Gelişen bir hareketi, başarılı ve amaca uygun bir şekilde sonuca götürebilmek, amaca doğru yöneltebilmek önemlidir. Bunun için de kitlelerin içinde bulunduğu durumun iyi bilinmesi gerekir. Buradan şu çıkıyor: Bu iş somut durumla daha çok bağlıdır. Eğer kitlelerin somut durumu, ekonomik, sosyal ve siyasal yaşam düzeyi gerektirmiyor ve belli bir birikimi ifade etmiyorsa, o kitleyi eyleme kaldırmak mümkün değildir. Orada halkı yaşamını değiştirecek bir yönelime itmek ve mücadele içine çekmek zordur, hatta imkansızdır. Diğer yandan belli bir objektivite olsa bile, onu daha etkili bir eylem gücü haline getirebilmek, yine istenen yer ve zamanda bir eyleme yöneltilebilmek çok uzun bir hazırlığı gerektirir. Bilinç ve örgütlülük, gevşek de olsa çeşitli biçimlerde deneme ve sınama, küçük ama etkili eylemlerle kitleyi etkileyip harekete teşvik etme vb. biçimlerde bir hazırlığı gerektirir. Ancak böylelikle bir toplu kitle eylemliliğine ulaşılabilir.

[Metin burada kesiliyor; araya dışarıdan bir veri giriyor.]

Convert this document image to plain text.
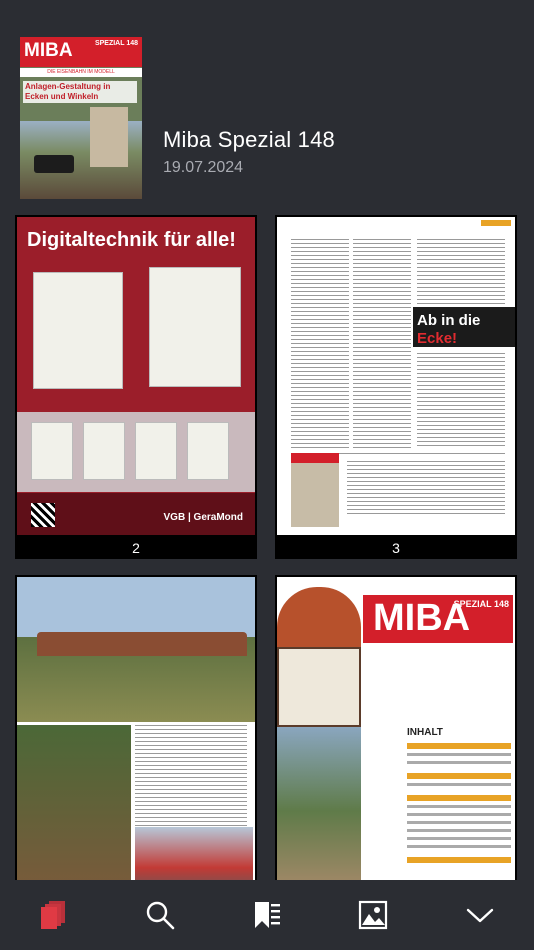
MIBA	SPEZIAL 148
DIE EISENBAHN IM MODELL
Anlagen-Gestaltung in Ecken und Winkeln
Miba Spezial 148
19.07.2024
Digitaltechnik für alle!
VGB | GeraMond
2
Ab in die
Ecke!
3
MIBA
SPEZIAL 148
INHALT
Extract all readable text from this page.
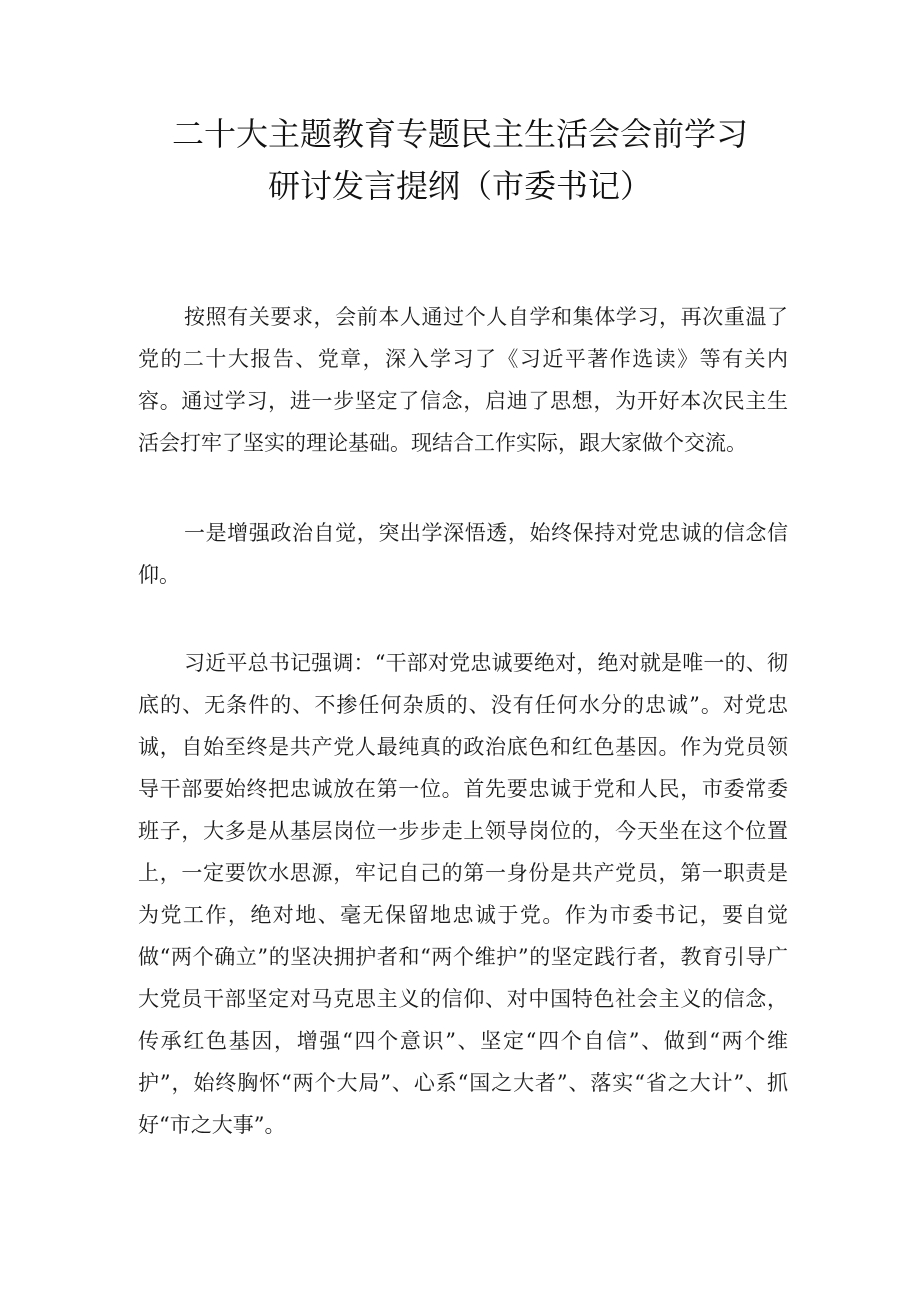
二十大主题教育专题民主生活会会前学习
研讨发言提纲（市委书记）

按照有关要求，会前本人通过个人自学和集体学习，再次重温了党的二十大报告、党章，深入学习了《习近平著作选读》等有关内容。通过学习，进一步坚定了信念，启迪了思想，为开好本次民主生活会打牢了坚实的理论基础。现结合工作实际，跟大家做个交流。

一是增强政治自觉，突出学深悟透，始终保持对党忠诚的信念信仰。

习近平总书记强调：“干部对党忠诚要绝对，绝对就是唯一的、彻底的、无条件的、不掺任何杂质的、没有任何水分的忠诚”。对党忠诚，自始至终是共产党人最纯真的政治底色和红色基因。作为党员领导干部要始终把忠诚放在第一位。首先要忠诚于党和人民，市委常委班子，大多是从基层岗位一步步走上领导岗位的，今天坐在这个位置上，一定要饮水思源，牢记自己的第一身份是共产党员，第一职责是为党工作，绝对地、毫无保留地忠诚于党。作为市委书记，要自觉做“两个确立”的坚决拥护者和“两个维护”的坚定践行者，教育引导广大党员干部坚定对马克思主义的信仰、对中国特色社会主义的信念，传承红色基因，增强“四个意识”、坚定“四个自信”、做到“两个维护”，始终胸怀“两个大局”、心系“国之大者”、落实“省之大计”、抓好“市之大事”。
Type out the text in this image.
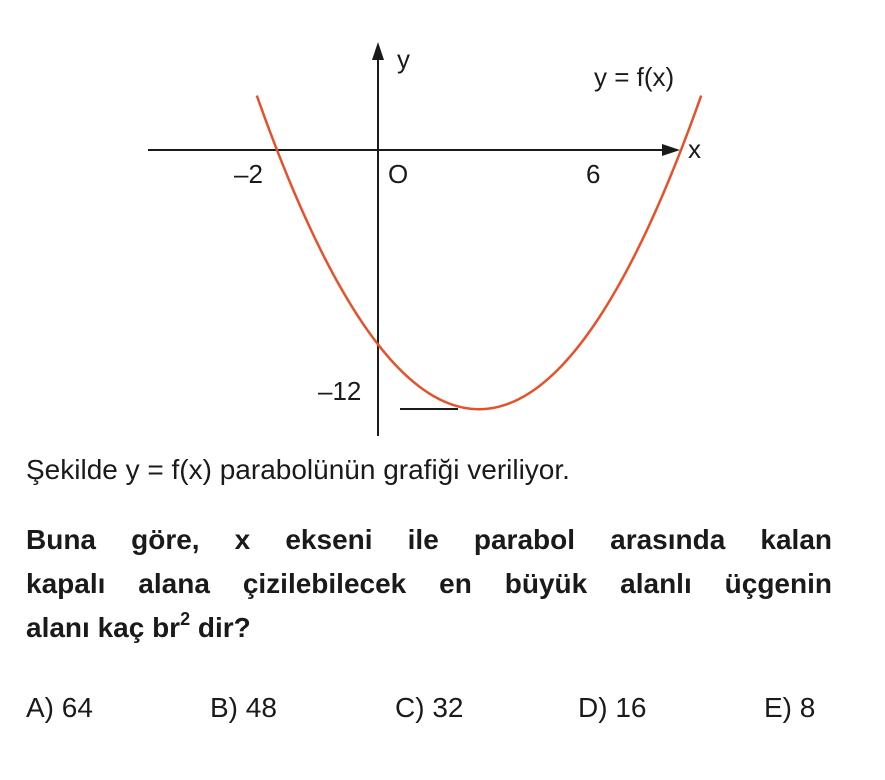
y
x
O
y = f(x)
–2	6
–12
Şekilde y = f(x) parabolünün grafiği veriliyor.
Buna göre, x ekseni ile parabol arasında kalan
kapalı alana çizilebilecek en büyük alanlı üçgenin
alanı kaç $br^2$ dir?
A) 64	B) 48	C) 32	D) 16	E) 8
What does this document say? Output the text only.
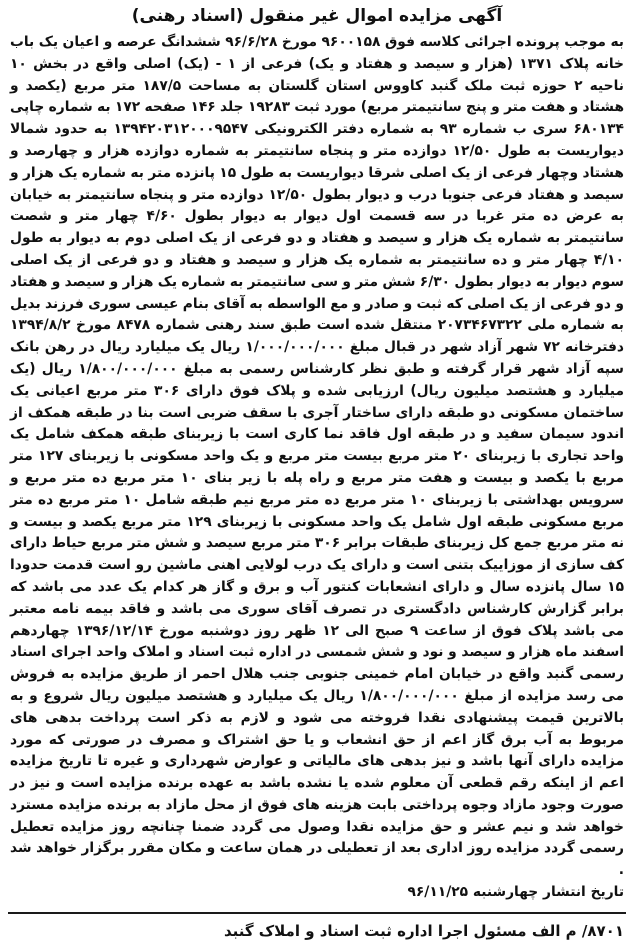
آگهی مزایده اموال غیر منقول (اسناد رهنی)

به موجب پرونده اجرائی کلاسه فوق ۹۶۰۰۱۵۸ مورخ ۹۶/۶/۲۸ ششدانگ عرصه و اعیان یک باب خانه پلاک ۱۳۷۱ (هزار و سیصد و هفتاد و یک) فرعی از ۱ - (یک) اصلی واقع در بخش ۱۰ ناحیه ۲ حوزه ثبت ملک گنبد کاووس استان گلستان به مساحت ۱۸۷/۵ متر مربع (یکصد و هشتاد و هفت متر و پنج سانتیمتر مربع) مورد ثبت ۱۹۲۸۳ جلد ۱۴۶ صفحه ۱۷۲ به شماره چاپی ۶۸۰۱۳۴ سری ب شماره ۹۳ به شماره دفتر الکترونیکی ۱۳۹۴۲۰۳۱۲۰۰۰۹۵۴۷ به حدود شمالا دیواریست به طول ۱۲/۵۰ دوازده متر و پنجاه سانتیمتر به شماره دوازده هزار و چهارصد و هشتاد وچهار فرعی از یک اصلی شرقا دیواریست به طول ۱۵ پانزده متر به شماره یک هزار و سیصد و هفتاد فرعی جنوبا درب و دیوار بطول ۱۲/۵۰ دوازده متر و پنجاه سانتیمتر به خیابان به عرض ده متر غربا در سه قسمت اول دیوار به دیوار بطول ۴/۶۰ چهار متر و شصت سانتیمتر به شماره یک هزار و سیصد و هفتاد و دو فرعی از یک اصلی دوم به دیوار به طول ۴/۱۰ چهار متر و ده سانتیمتر به شماره یک هزار و سیصد و هفتاد و دو فرعی از یک اصلی سوم دیوار به دیوار بطول ۶/۳۰ شش متر و سی سانتیمتر به شماره یک هزار و سیصد و هفتاد و دو فرعی از یک اصلی که ثبت و صادر و مع الواسطه به آقای بنام عیسی سوری فرزند بدیل به شماره ملی ۲۰۷۳۴۶۷۳۲۲ منتقل شده است طبق سند رهنی شماره ۸۴۷۸ مورخ ۱۳۹۴/۸/۲ دفترخانه ۷۲ شهر آزاد شهر در قبال مبلغ ۱/۰۰۰/۰۰۰/۰۰۰ ریال یک میلیارد ریال در رهن بانک سپه آزاد شهر قرار گرفته و طبق نظر کارشناس رسمی به مبلغ ۱/۸۰۰/۰۰۰/۰۰۰ ریال (یک میلیارد و هشتصد میلیون ریال) ارزیابی شده و پلاک فوق دارای ۳۰۶ متر مربع اعیانی یک ساختمان مسکونی دو طبقه دارای ساختار آجری با سقف ضربی است بنا در طبقه همکف از اندود سیمان سفید و در طبقه اول فاقد نما کاری است با زیربنای طبقه همکف شامل یک واحد تجاری با زیربنای ۲۰ متر مربع بیست متر مربع و یک واحد مسکونی با زیربنای ۱۲۷ متر مربع با یکصد و بیست و هفت متر مربع و راه پله با زیر بنای ۱۰ متر مربع ده متر مربع و سرویس بهداشتی با زیربنای ۱۰ متر مربع ده متر مربع نیم طبقه شامل ۱۰ متر مربع ده متر مربع مسکونی طبقه اول شامل یک واحد مسکونی با زیربنای ۱۲۹ متر مربع یکصد و بیست و نه متر مربع جمع کل زیربنای طبقات برابر ۳۰۶ متر مربع سیصد و شش متر مربع حیاط دارای کف سازی از موزاییک بتنی است و دارای یک درب لولایی اهنی ماشین رو است قدمت حدودا ۱۵ سال پانزده سال و دارای انشعابات کنتور آب و برق و گاز هر کدام یک عدد می باشد که برابر گزارش کارشناس دادگستری در تصرف آقای سوری می باشد و فاقد بیمه نامه معتبر می باشد پلاک فوق از ساعت ۹ صبح الی ۱۲ ظهر روز دوشنبه مورخ ۱۳۹۶/۱۲/۱۴ چهاردهم اسفند ماه هزار و سیصد و نود و شش شمسی در اداره ثبت اسناد و املاک واحد اجرای اسناد رسمی گنبد واقع در خیابان امام خمینی جنوبی جنب هلال احمر از طریق مزایده به فروش می رسد مزایده از مبلغ ۱/۸۰۰/۰۰۰/۰۰۰ ریال یک میلیارد و هشتصد میلیون ریال شروع و به بالاترین قیمت پیشنهادی نقدا فروخته می شود و لازم به ذکر است پرداخت بدهی های مربوط به آب برق گاز اعم از حق انشعاب و یا حق اشتراک و مصرف در صورتی که مورد مزایده دارای آنها باشد و نیز بدهی های مالیاتی و عوارض شهرداری و غیره تا تاریخ مزایده اعم از اینکه رقم قطعی آن معلوم شده یا نشده باشد به عهده برنده مزایده است و نیز در صورت وجود مازاد وجوه پرداختی بابت هزینه های فوق از محل مازاد به برنده مزایده مسترد خواهد شد و نیم عشر و حق مزایده نقدا وصول می گردد ضمنا چنانچه روز مزایده تعطیل رسمی گردد مزایده روز اداری بعد از تعطیلی در همان ساعت و مکان مقرر برگزار خواهد شد .

تاریخ انتشار چهارشنبه ۹۶/۱۱/۲۵

۸۷۰۱/ م الف مسئول اجرا اداره ثبت اسناد و املاک گنبد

Dolayısıyla savaş yapmanın da zorlukları ve kuralları vardır. Savaş dirayet, emek, sabır, cesaret ister. Kitle eylemliliği de en az onun kadar sağlam bir duruşu, çaba ve yoğunlaşmayı gerektirir. Yoksa öyle kendiliğinden, istendiği zaman, istendiği biçimde bir kitle eylemliliği yakalanamaz. Böyle bir yaklaşım, yetersiz bir yaklaşımdır. Özellikle günümüzde gelişmiş dünya koşullarında bu tarzda bir kitle eylemine ulaşmak olanaksızdır. Çünkü kitleler çok yönlü etkileniyor. Onları etkileyip yönlendiren araç, gereç, yönetim ve egemenlik düzeyi çok fazla gelişmiştir. Bu nedenle toplumda öyle istendiği gibi veya kendiliğinden bir şeylerin gelişmesini beklemek, çoğunlukla insanı boşa beklemeye götürebilir. Burada şunu belirtebiliriz: Çok iradi olmuyorsa ve sıkı bir örgüt değilse, istediğimiz zaman savaş yapar gibi kitleleri eyleme kaldırma veya durdurma gücümüz yoksa, o zaman bu işi nasıl yürüteceğiz? Oturup beklemek mi gerekir? Bekleme anlayışı tabii yanlıştır. Bu, “Koşullar elverir ve kitleler bu temelde bir harekete kalkarlarsa kitle eylemliliği ortaya çıkar. Yoksa böyle bir mücadele geliştirilemez. Kitleleri eyleme geçirmek için etkileme olmaz, oturup beklemek gerekir” biçiminde algılanmamalıdır. Bu anlayış reformist, pasifist ve sağ bir anlayıştır; çoğu zaman sahibine hiçbir şey kazandırmayacak, hiçbir zaman sahibini bir eyleme kaldıramayacak geri bir anlayıştır. Kuşkusuz savaş yürütülür gibi, kitle eyleme kaldırılamaz. Ama kitlenin eyleme kalkması için de gelişen somut duruma göre, objektiviteyi yaratıcı değerlendirme temelinde kitlelerin bilinçlendirilmesi, yine belli biçimlerde örgütlendirilmesi, dolayısıyla eylemin mutlaka hazırlanması, yani kitlelerin eyleme kalkacak bir hazırlığa kavuşturulması ve eylemin çeşitli biçimlerde hazırlanması gerekir.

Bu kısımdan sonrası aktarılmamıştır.